The next wave of fitness trackers will do a lot more than count your steps, mold raw data, and present it all for you in a pretty chart for you to glance at and forget about. If Jawbone Up is any indication, these wearables will use the subtle power of suggestion to help us live healthier lives, too.
Today, Jawbone is rolling out a new, slightly tongue-in-cheek but slick app to help manage our caffeine intake. It is called Up Coffee.
Its premise is simple enough: You log your coffee, tea, and energy drink consumption in the app, which will tell you where you fall on a spectrum from "Wired" to "Sleep Ready." If you have a fitness band, it will make correlations, and tell you when it might be wise to stop sipping espresso if you're hoping to sleep at a reasonable hour that night. "After tracking both caffeine intake and sleep for 10 days, Up Coffee can tell you things like the amount of sleep you lose on average for every 100mg of caffeine you ingest," the company says.

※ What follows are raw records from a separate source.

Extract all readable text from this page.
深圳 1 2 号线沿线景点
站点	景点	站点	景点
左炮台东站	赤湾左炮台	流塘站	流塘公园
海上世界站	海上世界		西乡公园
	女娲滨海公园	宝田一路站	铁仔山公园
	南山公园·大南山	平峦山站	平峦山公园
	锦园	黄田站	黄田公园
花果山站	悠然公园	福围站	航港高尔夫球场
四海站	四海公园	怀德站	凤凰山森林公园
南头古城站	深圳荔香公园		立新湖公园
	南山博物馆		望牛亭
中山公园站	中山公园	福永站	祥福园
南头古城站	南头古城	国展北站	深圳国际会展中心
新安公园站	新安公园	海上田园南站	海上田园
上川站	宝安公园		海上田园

Studies have shown that there are enormous benefits to sneaking in an extra hour of sleep, and that the bright, glowing screens on our phones and computers can quietly wreak all sorts of inner havoc on our circadian rhythm come nighttime. Even companies like Apple are keenly aware of sleep's importance to our next-day vitality, purportedly hiring Roy J.E.M. Raymann recently, a sleep expert from the Netherlands who specializes in wearables and sensors.
The folks behind Jawbone Up, the company's rubber fitness tracker and accompanying iPhone and Android app, say their data supports this. "Our research has shown that there is a strong correlation between sleep and how good people feel," Travis Bogard, Jawbone's VP of Product Management and Strategy, told Fast Company during a presentation. According to one of their studies--which looked at information of more than 1,600 Up wearers for more than 5,000 nights of sleep--found that participants who got at least seven hours of sleep at night were 30% more likely to report feeling rested the next day. They were said to feel more patient, focused, productive at work, and, well, attractive.
That might sound obvious. And it is. But the company seems intent on siphoning up as much biometric data as possible to make sure we're getting quality shut-eye.
The app is very well-designed and intuitive. But one would imagine it to have quite a short shelf life once your caffeine habits are in order. Still, it portends a future for wearables concerned with a more holistic portrait of health beyond going out for a jog or lifting dumbbells. Still, I had to ask: Why build an app around coffee?
"Because it was actually the number one tracked food item," said Bogard. "Clearly, it's something a lot of people are tracking. But we wanted to go deeper."